You can pick up the tea bags at most grocery stores. But you might have to head to a health or natural foods store to find the rest of these options. Or, grab some online! Just Be sure to stick to high-quality, well-reviewed brands that are ethically sourced and don’t contain any yucky chemicals or additives.

Pro tip: Hibiscus tea is naturally tart. So, you might want to add honey, sugar, or another sweetener for flavor.

Some peeps also think hibiscus tea can actually trigger migraine symptoms. While there’s no research to back this up, you should still be mindful of dosages.

According to the National Library of Medicine, you should only drink 720 mL of tea daily for up to 6 weeks. Side effects aren’t common, but drinking too much hibiscus tea might cause:

  • gas
  • constipation
  • stomach upset

P.S. In very high doses, studies show hibiscus tea might lead to liver damage.

OK, so hibiscus tea may or may not be able to cure your migraines. But there’s a lot more science on its other potential benefits. Here’s the DL.

Blood pressure

There’s some research to suggest that hibiscus tea consumed on the reg can help lower both systolic and diastolic blood pressure.

Here’s a couple highlights:

  • A 2014 study found the tea was as effective at lowering blood pressure as a prescription medication called Captopril, but less effective than Lisinopril.
  • A 2015 found that hibiscus tea significantly lowered systolic and diabolic blood pressure in 225 out of 390 participants.
  • One small study found that drinking hibiscus tea reduces blood pressure in prehypertensive and mildly hypertensive adults.

P.S. Hibiscus tea is in a clinical trial phase as a potential treatment for hypertension. So hopefully, we’ll understand more about its perks in the near future.

Cholesterol and heart health

High blood pressure can strain the heart, weaken it, and lead to an increased risk of heart disease. So, it’s possible that hibiscus tea can have a positive impact on cholesterol and heart health, too. Here’s the deal.

  • Heads up, though: A 2013 review concluded that drinking hibiscus didn’t significantly decrease cholesterol levels.
  • A 2014 review covering a lot of clinical trials found that drinking hibiscus tea or consuming the extract boosted good cholesterol and lowered bad cholesterol.
  • Recent research found that regular hibiscus consumption could potentially reduce the risk of cardiovascular disease, but more research is needed to know for sure.

Weight management

A 2014 study found that consuming concentrated hibiscus extract helped participants lower BMI, body weight, body fat, and hip-to-waist ratio. But this is only one small study. We need a lot more research to show hibiscus tea can aid healthy, sustainable weight loss.
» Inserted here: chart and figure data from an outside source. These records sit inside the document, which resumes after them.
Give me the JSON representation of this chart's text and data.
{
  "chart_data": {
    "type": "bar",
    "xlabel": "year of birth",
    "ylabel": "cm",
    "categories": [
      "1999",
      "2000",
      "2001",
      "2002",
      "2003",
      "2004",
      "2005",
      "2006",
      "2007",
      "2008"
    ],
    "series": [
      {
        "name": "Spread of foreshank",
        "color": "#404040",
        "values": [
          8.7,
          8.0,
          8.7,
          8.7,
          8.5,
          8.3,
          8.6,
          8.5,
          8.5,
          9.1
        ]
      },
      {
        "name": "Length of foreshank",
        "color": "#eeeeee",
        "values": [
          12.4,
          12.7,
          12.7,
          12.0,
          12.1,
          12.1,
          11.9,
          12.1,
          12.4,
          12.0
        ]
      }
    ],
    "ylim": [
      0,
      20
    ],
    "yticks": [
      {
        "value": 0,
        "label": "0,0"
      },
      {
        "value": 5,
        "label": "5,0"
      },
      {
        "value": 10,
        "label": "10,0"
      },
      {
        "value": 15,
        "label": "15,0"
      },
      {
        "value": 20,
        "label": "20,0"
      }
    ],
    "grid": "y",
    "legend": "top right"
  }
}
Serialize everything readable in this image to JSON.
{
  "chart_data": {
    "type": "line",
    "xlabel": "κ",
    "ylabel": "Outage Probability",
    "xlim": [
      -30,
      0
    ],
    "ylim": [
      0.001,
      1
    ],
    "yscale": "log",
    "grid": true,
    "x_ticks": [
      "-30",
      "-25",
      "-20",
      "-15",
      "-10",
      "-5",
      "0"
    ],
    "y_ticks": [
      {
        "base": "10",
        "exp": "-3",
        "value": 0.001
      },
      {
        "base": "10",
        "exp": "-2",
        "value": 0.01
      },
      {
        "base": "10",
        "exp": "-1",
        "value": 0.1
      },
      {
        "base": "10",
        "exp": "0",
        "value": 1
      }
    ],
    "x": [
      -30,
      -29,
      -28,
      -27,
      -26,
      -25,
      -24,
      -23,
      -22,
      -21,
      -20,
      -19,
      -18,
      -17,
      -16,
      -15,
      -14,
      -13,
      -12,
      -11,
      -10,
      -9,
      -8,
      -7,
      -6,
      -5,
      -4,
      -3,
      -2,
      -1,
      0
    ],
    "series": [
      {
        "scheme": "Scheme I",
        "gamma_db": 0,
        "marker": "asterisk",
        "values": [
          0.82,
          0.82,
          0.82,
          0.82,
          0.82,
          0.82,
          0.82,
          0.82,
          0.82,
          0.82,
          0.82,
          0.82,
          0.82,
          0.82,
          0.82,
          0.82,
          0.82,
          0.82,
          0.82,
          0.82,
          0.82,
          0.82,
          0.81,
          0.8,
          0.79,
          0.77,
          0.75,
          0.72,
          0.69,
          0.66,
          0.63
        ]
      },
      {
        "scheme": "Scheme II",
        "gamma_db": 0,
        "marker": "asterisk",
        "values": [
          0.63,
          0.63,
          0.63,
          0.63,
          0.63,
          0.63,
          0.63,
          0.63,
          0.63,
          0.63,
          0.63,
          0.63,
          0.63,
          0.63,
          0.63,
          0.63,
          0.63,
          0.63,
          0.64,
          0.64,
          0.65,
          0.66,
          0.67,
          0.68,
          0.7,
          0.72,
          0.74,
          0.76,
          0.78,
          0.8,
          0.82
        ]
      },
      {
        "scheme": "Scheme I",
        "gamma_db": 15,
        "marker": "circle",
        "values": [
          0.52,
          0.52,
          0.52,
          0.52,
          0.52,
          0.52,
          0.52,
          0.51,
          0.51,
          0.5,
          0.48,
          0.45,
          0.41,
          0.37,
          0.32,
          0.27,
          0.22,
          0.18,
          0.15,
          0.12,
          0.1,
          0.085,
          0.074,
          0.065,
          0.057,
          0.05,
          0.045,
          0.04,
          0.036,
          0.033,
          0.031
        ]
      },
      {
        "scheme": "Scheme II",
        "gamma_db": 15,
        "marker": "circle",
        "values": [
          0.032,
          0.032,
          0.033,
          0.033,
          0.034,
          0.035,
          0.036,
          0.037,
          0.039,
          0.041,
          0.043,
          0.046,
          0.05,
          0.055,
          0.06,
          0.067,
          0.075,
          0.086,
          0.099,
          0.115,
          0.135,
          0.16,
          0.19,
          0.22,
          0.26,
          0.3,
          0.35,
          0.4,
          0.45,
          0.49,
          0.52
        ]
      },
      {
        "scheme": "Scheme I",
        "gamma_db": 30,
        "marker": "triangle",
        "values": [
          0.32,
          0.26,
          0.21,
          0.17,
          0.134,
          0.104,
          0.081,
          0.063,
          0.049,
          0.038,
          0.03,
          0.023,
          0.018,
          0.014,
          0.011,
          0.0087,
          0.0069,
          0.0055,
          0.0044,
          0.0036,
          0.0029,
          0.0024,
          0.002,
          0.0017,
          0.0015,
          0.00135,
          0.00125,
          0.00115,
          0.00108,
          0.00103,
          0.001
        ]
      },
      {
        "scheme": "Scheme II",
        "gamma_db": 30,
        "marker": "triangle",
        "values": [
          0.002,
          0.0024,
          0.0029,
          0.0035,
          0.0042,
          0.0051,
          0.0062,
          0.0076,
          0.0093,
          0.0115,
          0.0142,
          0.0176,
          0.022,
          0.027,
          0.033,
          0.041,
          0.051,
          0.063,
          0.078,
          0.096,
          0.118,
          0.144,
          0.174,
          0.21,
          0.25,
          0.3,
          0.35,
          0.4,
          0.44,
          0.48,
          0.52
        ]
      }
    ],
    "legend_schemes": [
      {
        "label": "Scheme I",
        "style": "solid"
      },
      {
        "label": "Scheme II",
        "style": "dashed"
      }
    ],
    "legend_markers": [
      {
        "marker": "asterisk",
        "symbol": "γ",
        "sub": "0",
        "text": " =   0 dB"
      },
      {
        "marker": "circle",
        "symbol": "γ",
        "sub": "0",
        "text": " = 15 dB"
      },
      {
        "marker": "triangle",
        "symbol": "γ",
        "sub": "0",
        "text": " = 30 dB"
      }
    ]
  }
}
Hibiscus tea is generally considered safe to drink in moderation. However, a 2020 clinical trial report points out that there hasn’t been enough research to really understand the potential risks. That said, you should prob avoid hibiscus tea if you:

  • Take certain meds. Hibiscus tea might interact with meds for diabetes, high blood pressure, and malaria. So always check with your doc to be sure.
  • Have a surgery coming up. Since hibiscus might affect blood sugar levels, the pros advise against taking it within two weeks before a scheduled surgery.
  • Are pregnant or breastfeeding. The NIH says drinking hibiscus tea is potentially unsafe if you’re preggo or nursing.

There’s no strong evidence to suggest that hibiscus tea can cure your migraines or make them worse. Still, there’s a a bit of anecdotal research to show that hibiscus tea can lower blood pressure. Just be sure to talk to your doctor if you have chronic migraine. They can help you find a treatment plan that works for your unique needs.

So, there *could* be something there. If nothing else, hibiscus tea is healthy, tasty, and the science shows it’s a solid choice for your heart health.